Les prophètes romantiques

Gilbert Durand
Quand on cherche des remèdes aux maux de la planète, on mise généralement sur une science et une technique semblables à celles qui sont à l'origine des maux. Cette science et cette technique étant elles-mêmes indissociables d'une vision du monde où la nature est étrangère à l'homme, que peut-on raisonnablement en attendre? Ne vaut-il pas mieux écouter ces poètes romantiques, ancêtres de nos écologistes, que l'on peut qualifier de prophètes parce qu'ils ont pressenti la nécessité de rétablir le rapport traditionnel avec le monde et de faire graviter la science de l'avenir autour de ce rapport?
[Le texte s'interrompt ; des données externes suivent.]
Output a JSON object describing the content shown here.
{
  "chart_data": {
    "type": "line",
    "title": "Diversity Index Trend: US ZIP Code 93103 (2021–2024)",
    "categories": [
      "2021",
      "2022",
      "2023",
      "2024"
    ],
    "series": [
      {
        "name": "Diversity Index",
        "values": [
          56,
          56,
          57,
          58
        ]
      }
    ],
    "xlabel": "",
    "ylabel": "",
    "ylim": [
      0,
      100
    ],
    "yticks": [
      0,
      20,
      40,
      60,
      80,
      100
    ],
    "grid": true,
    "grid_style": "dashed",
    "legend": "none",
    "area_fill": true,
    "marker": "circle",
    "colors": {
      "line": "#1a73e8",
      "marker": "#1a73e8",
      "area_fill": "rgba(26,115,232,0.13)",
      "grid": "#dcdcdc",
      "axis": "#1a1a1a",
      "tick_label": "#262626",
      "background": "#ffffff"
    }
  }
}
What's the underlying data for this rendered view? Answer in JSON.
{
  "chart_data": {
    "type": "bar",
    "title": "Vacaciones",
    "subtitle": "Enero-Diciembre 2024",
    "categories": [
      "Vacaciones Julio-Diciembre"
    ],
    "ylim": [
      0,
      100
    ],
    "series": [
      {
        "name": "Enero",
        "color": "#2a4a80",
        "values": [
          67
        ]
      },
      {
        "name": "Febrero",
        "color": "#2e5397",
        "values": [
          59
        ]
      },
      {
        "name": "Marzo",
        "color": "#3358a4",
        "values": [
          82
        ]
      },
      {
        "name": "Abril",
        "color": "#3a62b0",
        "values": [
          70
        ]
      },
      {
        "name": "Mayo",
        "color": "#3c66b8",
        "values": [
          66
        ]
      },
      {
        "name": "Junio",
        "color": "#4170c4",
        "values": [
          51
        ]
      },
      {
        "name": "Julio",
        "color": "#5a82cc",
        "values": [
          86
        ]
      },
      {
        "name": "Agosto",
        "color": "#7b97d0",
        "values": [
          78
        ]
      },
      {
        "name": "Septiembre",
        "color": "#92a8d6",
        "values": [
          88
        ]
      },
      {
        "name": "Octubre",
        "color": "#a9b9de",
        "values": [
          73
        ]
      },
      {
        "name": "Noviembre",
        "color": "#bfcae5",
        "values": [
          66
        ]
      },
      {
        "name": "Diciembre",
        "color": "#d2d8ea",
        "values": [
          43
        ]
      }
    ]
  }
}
    Et finalement, en face des civilisations " mortelles ", en face de la gigantesque machine que construit depuis quatre siècles notre orgueilleux progrès technique, en face des redoutables forces de destructions déchaînées par " l'apprenti sorcier " qu'est le scientifique et le technocrate occidental, en face de cette lente défiguration de l'homme se dresse certes, le petit sursaut du " pli " anthropologique, mais surtout le sursum de la réflexion moderne des deux derniers siècles, de ce que l'on peut appeler le " romantisme ". Face au savant, à l'ingénieur, au technicien, au bureaucrate, face à tous ces masques spécialisés de l'aliénation de l'homme, se dresse - comme l'ont pressenti les poètes - l'homme de la Promesse, la figure de l'homme prophétique. Il s'agit de bien entendre ce terme : le prophète n'est pas un " révolté ", n'est pas celui qui conteste - et par là qui se prend encore dans les rets dialectiques de la philosophie du non. Le prophète est celui qui rappelle à l'ordre. Il ne détruit pas le désordre, il n'a aucun pouvoir pour le faire. Il rétablit le principe d'ordre beaucoup plus qu'il ne rétablit l'ordre. Il témoigne, dresse sa figure d'homme primordial en face de tout ce qui menace de défigurer l'homme.
    Il faut retrouver - avec moins d'ingénuité et avec l'expérience vécue de la bureaucratie concentrationnaire, de la guerre mondiale, de la menace atomique - l'enthousiasme de nos poètes romantiques qui se voulaient plus qu'artistes, mais voyants, plus que voyants, mais "prophètes". Certes il ne s'agit plus - deux guerres mondiales, les régimes concentrationnaires, l'extermination volontaire de 30 millions d'hommes en un demi-siècle, ne nous le permettent plus - de " prophétiser " faussement la paix, le bonheur, la prospérité par le progrès et la machine, pas même de prophétiser le surhumain... Tout simplement et avec la même fière modestie que les prophètes légendaires d'Israël, de dresser face à la rumeur des civilisations, des machines, des armées, des victoires et des défaites qui passent et défigurent, la figure de " l'Homme primordial ", de l'homme dépositaire de la " promesse " et en qui est déposé ce pouvoir plus que divin : le pouvoir d'accepter ou de refuser l'accès à la similitude divine.